J.J. Abrams’ new Star Trek hits the big screen this Friday. IDW published a four issue comic series that sets the stage for this project, now available in trade paperback edition.

General Information

Title: Star Trek: Countdown

Author: Story by Roberto Orci and Alex Kurtzman, script by Mike Johnson and Tim Jones

Illustrator(s): David Messina (artist and additional colours), Giovanni Nero (colour artist) and Paolo Maddaleni (additional colours)

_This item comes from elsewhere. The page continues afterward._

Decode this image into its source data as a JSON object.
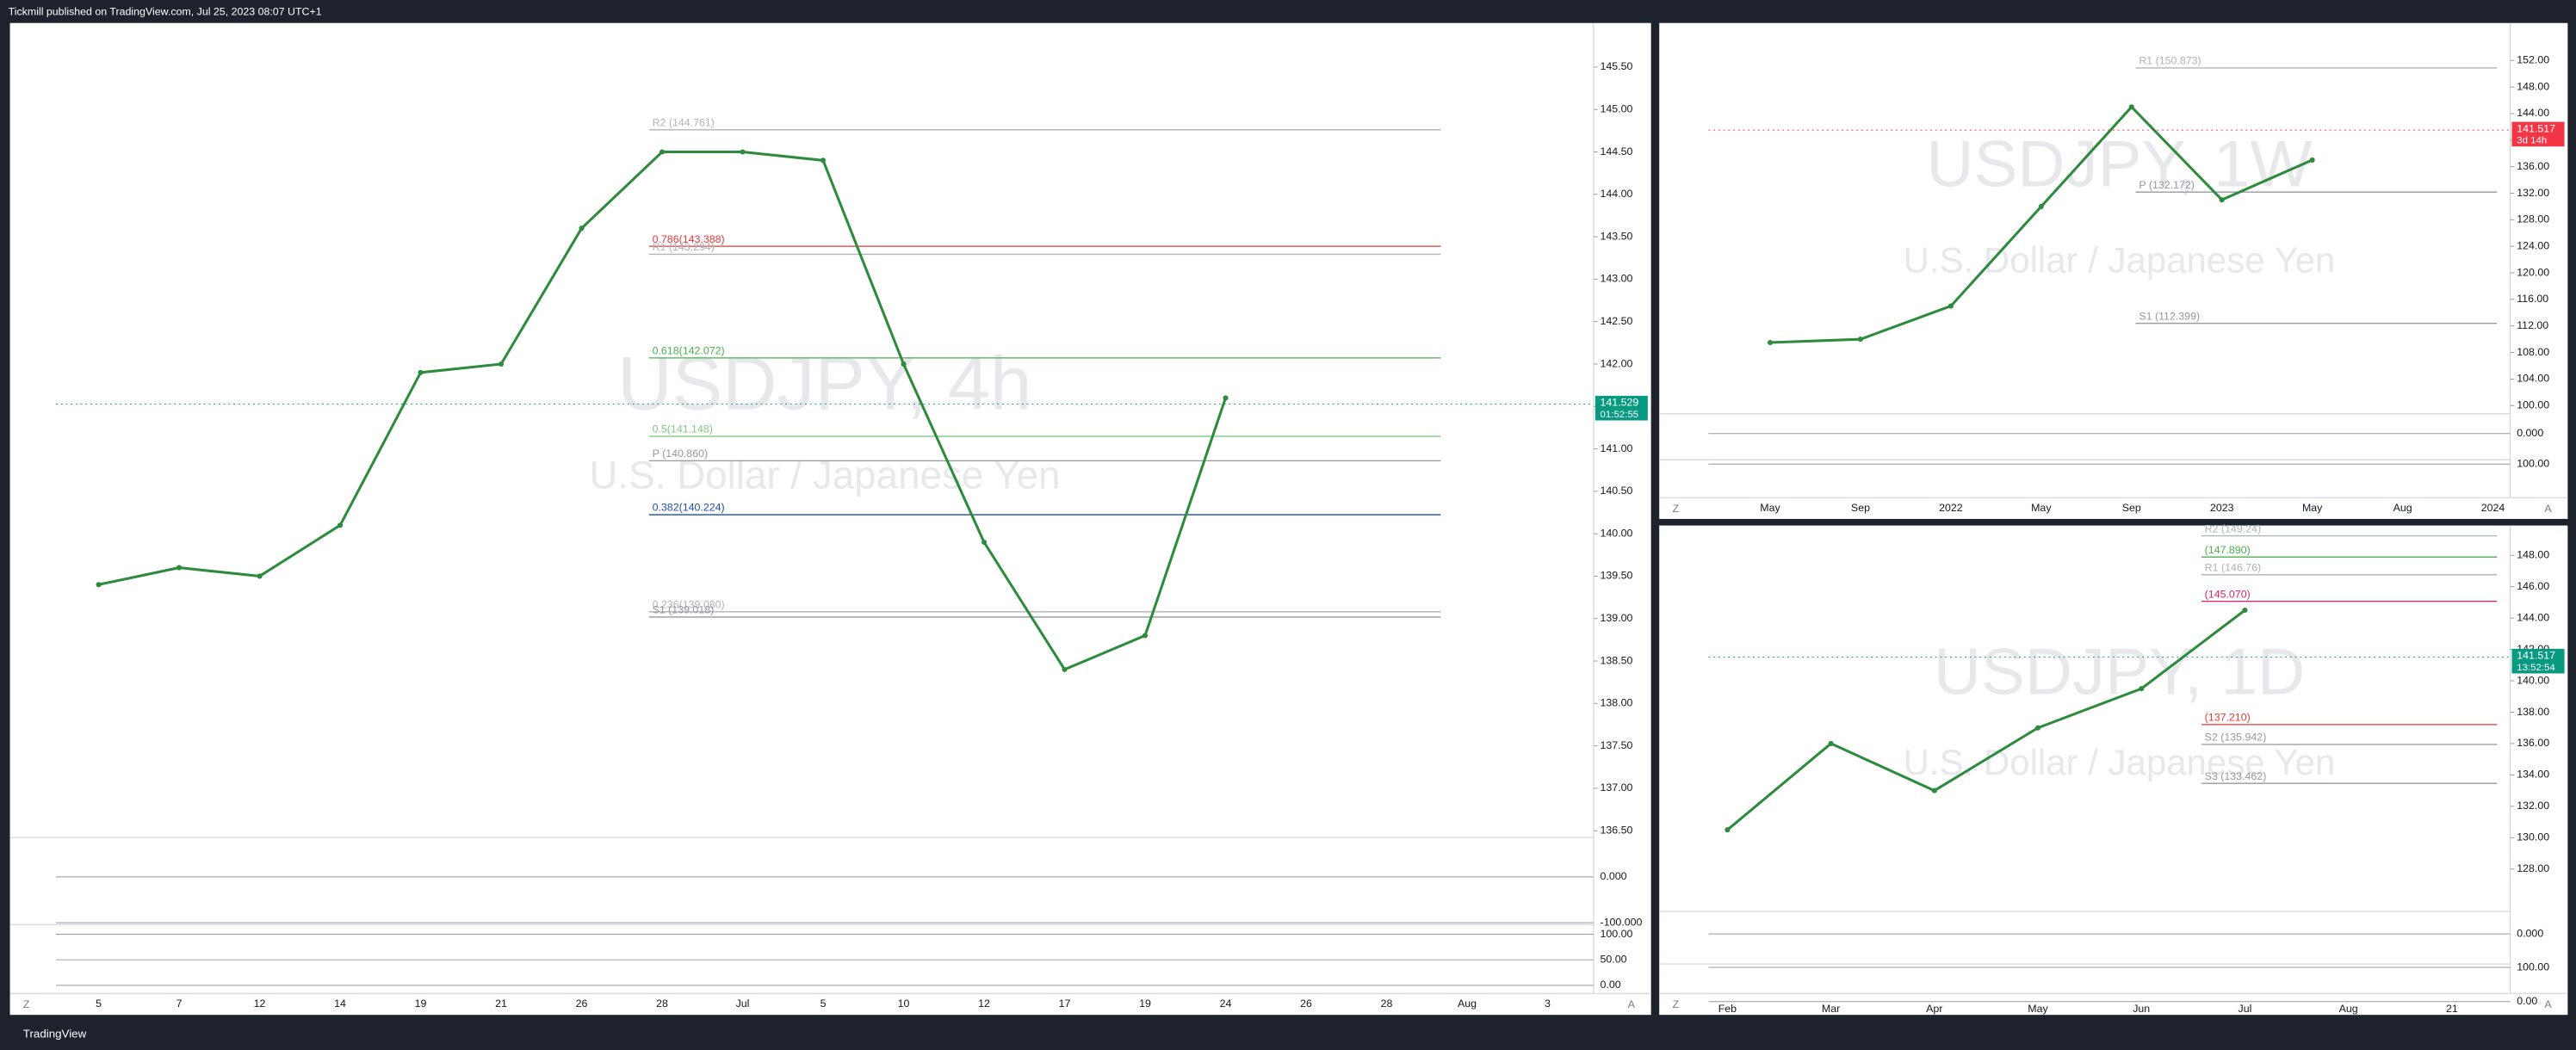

Cover Date: January through April 2009

ISBN: 978-160010420-6

Cover Price: $3.99 US for each of the four issues. $17.99 US for the TPB

Buy from: Amazon.com or Amazon.ca

Premise

The star of the Horus system within the Romulan empire is growing towards a highly unusual nova. This is unlike any naturally occuring nova that has ever been seen, which could be why nobody on Romulus believes Federation ambassador Spock when he warns them this disaster may expand and consume the entire Romulan empire, if not the entire universe. Captain Nero of a Romulan mining vessel does believe him, as his crew barely escaped from the danger once already. He joins Spock on a trip to Vulcan to seek a means to halt the expansion of the star, but the Vulcan leaders are as blind as the Romulans. Spock teams with some of his old Federation companions to try and find another way to save the star, but they are not in time to save Romulus. This loss sends Nero over the edge, and he embarks on a mission of vengeance.

High Point

The Enterprise captain suggests a means of obtaining decalithium.

Low Point

As this is a movie prequel, there are a lot of unresolved plot points. There doesn’t seem to be much reason to read it if you don’t plan to see the movie.

The Scores

There are original elements when we learn the current status quo of the Star Trek: The Next Generation cast members we meet in this series. This has a major impact on the political aspects of the Next Generation worlds, as well. Sadly, the primary plotline is neither unusual nor able to stand on its own. I give it 4 out of 6.

The artwork is quite good. There’s no question about who we are looking at at any given time, despite the fact that the artists have also aged the characters a bit. I give it 5 out of 6.

The story is somewhat limited by the nature of the project. According to Wikipedia, this was conceived as a way to pass the baton from the Next Generation characters back to the original crew, much as the baton had been passed for Star Trek: Generations. It serves that end well, showing more of what happens to the Next Generation crew after Star Trek: Nemesis. Simultaneously, it also does a good job of showing how the formerly normal Nero will become the villain in this Friday’s movie. What it doesn’t do is tell a story with a beginning, a middle, and an end. The main plotline is strong enough for an expositional backstory for a character in a feature film, but it’s not enough to carry a four issue comic series in and of itself. I’m sure the writers would have structured it differently had they not been aiming for where the movie begins, but it’s still not an entirely satisfying read on its own. The structure is also a bit repetitive. Three of the four Next Generation characters we’ll encounter here are introduced in the same manner; a disembodied voice on page n (where that page appears on the right hand side of the open book), which then becomes a full character reveal on page n+1. Two of these three even appear on the last page of an issue. I give it 4 out of 6, with some forgiveness due to restrictions of the nature of the project.

The characterization works well. The familiar characters are all acting as we expect them to, with the possible exception of Spock, who seems to be more in touch with his human side than he used to be. The primary new character, Nero, is well defined, transformed from a typical captain of a mining craft into a vengeful adversary capable of mass destruction. I give it 5 out of 6.

The emotional response is good. Others may be less satisfied with the Next Generation characters they chose to use, as there are only four of them, but my two favourites are here, and those we do see are here naturally, so I’m happy. The main plot falls a little flat, but I wasn’t expecting much from it. I give it 4 out of 6.

The flow is smooth. There’s no problems reading through from frame to frame in most cases. There are some two pages spreads that are easy to spot as such, but some aren’t. The normal visual cue to a two page spread is some sort of object spanning the page split, or a panel that clearly crossed the line. Most use this technique, but there were two in particular whose only page-spanning panels had nothing but the stars of space between them. The “conversation” panels on those pages had to be read across the spine, but ended at the spine. In both cases, I missed the visual cue of space and had to double back to reread a couple of panels to follow in the intended order. I give it 4 out of 6.

Overall, this is a decent miniseries, and certainly worth a read if you’re a Next Generation fan who intends to see the new movie. I give it 4 out of 6.

In total, Star Trek: Countdown receives 30 out of 42.